これを愛と呼ばぬなら
「そうですね。明日にでも連絡してみます」

「それがいい」

 深刻そうな顔で頷く新井さんを見て、思わず笑みを浮かべてしまう。

「どうかした?」

「いえ、……嬉しいなと思って」

 私が言うと、新井さんはキョトンとした顔で私を見返した。

「こんなふうに心配してくれる人、今まで私の周りにはいなかったので。本当にありがたいと思っています」

 血の繋がった家族とさえ、心がすれ違ってしまった。ひとところに長く居ることのできなかった私には、深く付き合える友人もいない。

「そっか……」

 新井さんは、それ以上何も言わなかった。
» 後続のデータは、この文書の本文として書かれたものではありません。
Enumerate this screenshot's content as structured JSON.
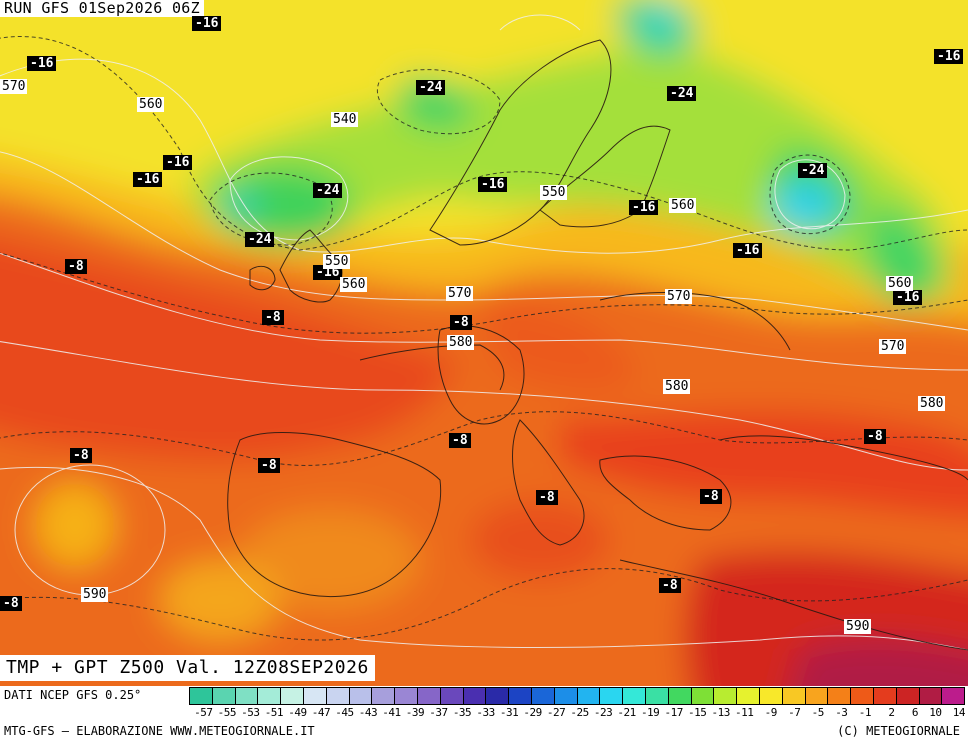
{
  "header": {
    "run": "RUN GFS 01Sep2026 06Z",
    "valid": "TMP + GPT Z500 Val. 12Z08SEP2026"
  },
  "temp_labels": [
    "-16",
    "-16",
    "-16",
    "-16",
    "-24",
    "-16",
    "-24",
    "-16",
    "-24",
    "-16",
    "-24",
    "-16",
    "-24",
    "-16",
    "-8",
    "-16",
    "-8",
    "-8",
    "-8",
    "-8",
    "-8",
    "-8",
    "-8",
    "-8",
    "-8",
    "-8",
    "-8"
  ],
  "gpt_labels": [
    "570",
    "560",
    "540",
    "550",
    "560",
    "550",
    "560",
    "570",
    "570",
    "580",
    "570",
    "560",
    "570",
    "580",
    "580",
    "590",
    "590"
  ],
  "colorscale": {
    "labels": [
      "-57",
      "-55",
      "-53",
      "-51",
      "-49",
      "-47",
      "-45",
      "-43",
      "-41",
      "-39",
      "-37",
      "-35",
      "-33",
      "-31",
      "-29",
      "-27",
      "-25",
      "-23",
      "-21",
      "-19",
      "-17",
      "-15",
      "-13",
      "-11",
      "-9",
      "-7",
      "-5",
      "-3",
      "-1",
      "2",
      "6",
      "10",
      "14"
    ],
    "colors": [
      "#2ec59a",
      "#5ad4b0",
      "#7fe0c4",
      "#a4ecd8",
      "#c6f2e4",
      "#d7e6f4",
      "#c9d4f0",
      "#b9c0ea",
      "#a79fdc",
      "#9a86d4",
      "#8666c8",
      "#6a48bc",
      "#4a2fb0",
      "#2a2aa8",
      "#1c44c4",
      "#1a66d8",
      "#1c8ee8",
      "#22b4f0",
      "#2ad6f0",
      "#34e8d8",
      "#3ae0a4",
      "#42d860",
      "#7ee036",
      "#b8ec30",
      "#e6f22e",
      "#f8e82a",
      "#f8c824",
      "#f8a41e",
      "#f48018",
      "#ee5a18",
      "#e43c1e",
      "#cc2424",
      "#b01c44",
      "#bc1c8c"
    ],
    "source": "DATI NCEP GFS 0.25°"
  },
  "footer": {
    "left": "MTG-GFS — ELABORAZIONE WWW.METEOGIORNALE.IT",
    "right": "(C) METEOGIORNALE"
  }
}
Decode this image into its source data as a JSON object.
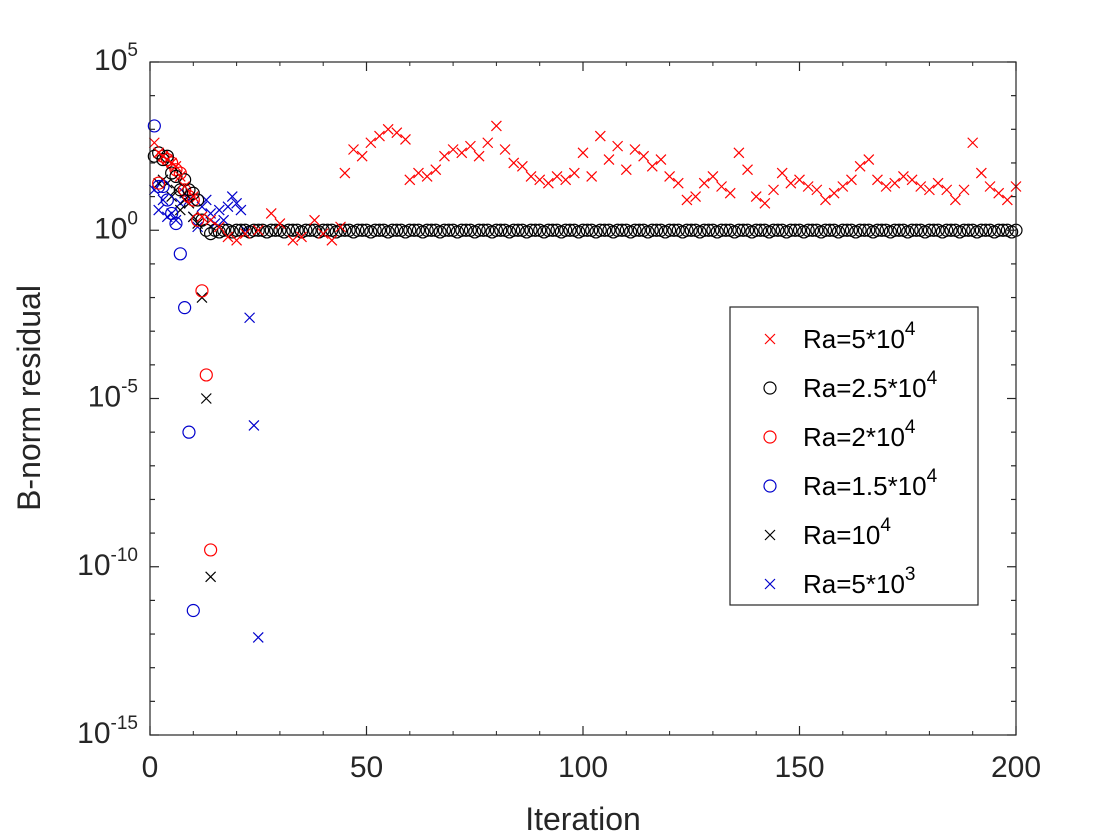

言葉が出なかったのかもしれない……。

 余計なことを言ってしまったかもしれないと、気がついた。

「遅くまですみません。ありがとうございました」

「……つらいなら、しばらく休んでも構わないよ?」

 新井さんはどこまでも優しい。でもそんなに甘えてばかりいるわけにもいかない。

 私は強くなると決めたのだ。

「大丈夫。ちゃんと行きます」

「わかったけど、無理はしないで」

「はい、ありがとうございます。おやすみなさい」

「……ああ、おやすみ」

 新井さんは最後に柔らかな笑みを浮かべると、蛍光灯の点滅する廊下を歩いて行った。